First off, Rosenberg hasn’t deleted his tweets, they’re right here: https://twitter.com/Yair_Rosenberg/status/1517128361658695682

I was wondering why none of them are linked in the piece, and once I found them, it was pretty clear why. One, the time stamps show that IMEU only corrected after Rosenberg called them out–and waited a day to do so–which makes this look very different. Two, Rosenberg explains in the same thread why it matters that this year’s treatment of the far-right by police was different than last year: there is a new Israeli government and it made a different decision than the last, which IMEU hides from its readers. Seems pretty clear they lied and only backtracked when they got caught and embarrassed for it.

The date stamps also show that Baddar’s response came over a day after Rosenberg’s tweets. (You can’t tell this in the post because Baddar’s tweets are conveniently not embedded.) A few minutes of Twitter searching shows that Rosenberg wasn’t online or tweeting at all that day or for days after. I have a Jewish co-worker who was out of office then too, and I presume this was because of the end of the Passover holiday. Seems like Rosenberg was off Twitter and never even saw the tweets.

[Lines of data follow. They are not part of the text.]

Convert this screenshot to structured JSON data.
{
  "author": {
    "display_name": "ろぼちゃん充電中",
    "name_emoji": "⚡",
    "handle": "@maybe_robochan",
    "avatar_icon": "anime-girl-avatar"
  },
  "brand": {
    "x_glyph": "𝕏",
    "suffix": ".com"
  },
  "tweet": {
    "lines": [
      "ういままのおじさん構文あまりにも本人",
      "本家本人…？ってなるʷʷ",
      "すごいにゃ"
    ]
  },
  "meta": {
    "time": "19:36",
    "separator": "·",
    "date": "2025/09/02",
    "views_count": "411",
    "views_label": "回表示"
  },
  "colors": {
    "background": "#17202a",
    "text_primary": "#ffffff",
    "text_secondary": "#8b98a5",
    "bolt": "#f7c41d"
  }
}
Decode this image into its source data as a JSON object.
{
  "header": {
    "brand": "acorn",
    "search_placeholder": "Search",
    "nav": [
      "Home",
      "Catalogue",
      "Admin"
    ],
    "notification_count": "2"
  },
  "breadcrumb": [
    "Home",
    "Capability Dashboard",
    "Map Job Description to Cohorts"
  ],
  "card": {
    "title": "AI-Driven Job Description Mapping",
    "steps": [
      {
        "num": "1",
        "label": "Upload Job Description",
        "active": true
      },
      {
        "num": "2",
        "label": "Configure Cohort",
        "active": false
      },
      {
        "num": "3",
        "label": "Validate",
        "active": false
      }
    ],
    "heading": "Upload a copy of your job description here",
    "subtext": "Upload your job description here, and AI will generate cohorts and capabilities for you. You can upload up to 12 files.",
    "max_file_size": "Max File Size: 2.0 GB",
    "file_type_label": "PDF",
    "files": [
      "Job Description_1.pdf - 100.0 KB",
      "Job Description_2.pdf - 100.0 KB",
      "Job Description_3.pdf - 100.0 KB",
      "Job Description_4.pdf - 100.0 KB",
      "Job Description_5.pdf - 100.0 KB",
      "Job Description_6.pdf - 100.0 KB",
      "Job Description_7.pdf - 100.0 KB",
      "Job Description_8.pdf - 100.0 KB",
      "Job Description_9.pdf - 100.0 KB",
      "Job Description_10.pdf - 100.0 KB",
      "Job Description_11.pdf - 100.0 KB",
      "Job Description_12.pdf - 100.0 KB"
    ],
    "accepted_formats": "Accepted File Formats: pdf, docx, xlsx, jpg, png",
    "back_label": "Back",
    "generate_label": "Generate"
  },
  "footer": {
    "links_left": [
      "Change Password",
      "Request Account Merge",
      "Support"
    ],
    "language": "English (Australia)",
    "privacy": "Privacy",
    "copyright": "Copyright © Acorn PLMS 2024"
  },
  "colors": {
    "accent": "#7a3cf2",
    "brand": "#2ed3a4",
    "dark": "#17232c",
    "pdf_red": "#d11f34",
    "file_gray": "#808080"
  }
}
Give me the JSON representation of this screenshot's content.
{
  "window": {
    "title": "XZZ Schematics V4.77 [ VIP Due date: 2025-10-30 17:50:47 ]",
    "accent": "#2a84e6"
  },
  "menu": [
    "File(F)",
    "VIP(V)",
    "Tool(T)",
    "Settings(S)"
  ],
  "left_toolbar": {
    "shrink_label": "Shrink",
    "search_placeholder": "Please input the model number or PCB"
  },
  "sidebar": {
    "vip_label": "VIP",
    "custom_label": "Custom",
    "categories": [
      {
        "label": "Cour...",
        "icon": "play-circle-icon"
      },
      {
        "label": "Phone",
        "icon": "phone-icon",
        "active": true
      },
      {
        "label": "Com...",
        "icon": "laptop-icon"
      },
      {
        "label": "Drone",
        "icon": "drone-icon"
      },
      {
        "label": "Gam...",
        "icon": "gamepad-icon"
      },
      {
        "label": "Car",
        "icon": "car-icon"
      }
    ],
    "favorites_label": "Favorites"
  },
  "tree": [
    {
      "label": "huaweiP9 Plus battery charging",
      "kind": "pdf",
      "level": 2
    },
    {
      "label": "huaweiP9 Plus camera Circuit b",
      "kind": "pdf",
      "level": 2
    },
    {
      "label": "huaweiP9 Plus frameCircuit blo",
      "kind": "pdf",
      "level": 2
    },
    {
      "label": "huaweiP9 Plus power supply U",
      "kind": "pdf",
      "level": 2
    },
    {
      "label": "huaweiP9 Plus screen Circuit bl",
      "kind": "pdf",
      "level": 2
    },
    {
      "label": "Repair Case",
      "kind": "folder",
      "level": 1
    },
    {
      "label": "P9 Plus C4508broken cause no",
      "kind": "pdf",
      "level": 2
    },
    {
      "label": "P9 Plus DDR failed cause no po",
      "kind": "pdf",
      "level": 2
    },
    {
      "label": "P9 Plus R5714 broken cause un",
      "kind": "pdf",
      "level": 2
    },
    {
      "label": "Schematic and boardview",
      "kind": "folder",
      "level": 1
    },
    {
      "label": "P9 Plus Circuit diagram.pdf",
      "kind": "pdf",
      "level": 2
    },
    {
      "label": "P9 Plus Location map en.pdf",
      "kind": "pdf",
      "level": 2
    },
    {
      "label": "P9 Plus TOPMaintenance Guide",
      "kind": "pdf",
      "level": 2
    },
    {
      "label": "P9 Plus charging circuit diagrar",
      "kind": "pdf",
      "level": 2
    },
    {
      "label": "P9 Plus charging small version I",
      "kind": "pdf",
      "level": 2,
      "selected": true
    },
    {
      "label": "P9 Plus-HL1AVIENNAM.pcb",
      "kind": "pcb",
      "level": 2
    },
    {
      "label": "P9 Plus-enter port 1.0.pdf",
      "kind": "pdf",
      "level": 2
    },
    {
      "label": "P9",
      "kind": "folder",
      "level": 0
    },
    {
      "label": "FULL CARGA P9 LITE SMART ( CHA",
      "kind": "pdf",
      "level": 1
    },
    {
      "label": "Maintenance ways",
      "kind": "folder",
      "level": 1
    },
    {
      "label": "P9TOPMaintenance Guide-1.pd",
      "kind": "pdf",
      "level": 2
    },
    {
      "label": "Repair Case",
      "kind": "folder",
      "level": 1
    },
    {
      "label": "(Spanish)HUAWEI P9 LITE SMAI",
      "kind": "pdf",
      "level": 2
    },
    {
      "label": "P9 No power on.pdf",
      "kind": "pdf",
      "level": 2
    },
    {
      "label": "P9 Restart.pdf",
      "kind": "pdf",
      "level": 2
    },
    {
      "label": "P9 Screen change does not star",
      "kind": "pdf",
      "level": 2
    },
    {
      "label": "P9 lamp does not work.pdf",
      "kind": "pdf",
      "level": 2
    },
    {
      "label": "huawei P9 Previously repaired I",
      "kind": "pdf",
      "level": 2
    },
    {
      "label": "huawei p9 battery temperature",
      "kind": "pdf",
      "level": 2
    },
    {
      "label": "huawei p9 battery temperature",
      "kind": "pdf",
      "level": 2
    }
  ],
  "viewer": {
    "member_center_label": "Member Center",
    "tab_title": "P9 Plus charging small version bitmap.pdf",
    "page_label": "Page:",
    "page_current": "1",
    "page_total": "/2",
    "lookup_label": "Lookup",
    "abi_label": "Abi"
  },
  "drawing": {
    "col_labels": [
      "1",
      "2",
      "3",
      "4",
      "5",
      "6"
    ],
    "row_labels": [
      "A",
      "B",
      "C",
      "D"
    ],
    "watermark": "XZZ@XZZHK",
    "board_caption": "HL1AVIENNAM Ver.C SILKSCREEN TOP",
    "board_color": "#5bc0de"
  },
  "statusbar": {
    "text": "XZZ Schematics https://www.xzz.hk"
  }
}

So basically, this appears to be a hit piece attacking someone for deleting tweets he didn’t delete, and for not responding to tweets he never saw. Nonetheless, I appreciated this post, because it pointed me to Rosenberg’s newsletter, and I signed up. He may be wrong about stuff, but if so, I think I’ll decide that for myself. Guess now I’ll find out if Mondoweiss has the editorial standards it claims to hold others to.

Excuse me, is Yair Rosenberg accusing other American Jews of being more loyal to Israel than to the United States?
The first Cancel Culture: Don’t talk about Palestine. This was an actual rule at the Canadian Broadcasting System; someone had to apologize for saying “Palestine” on the air.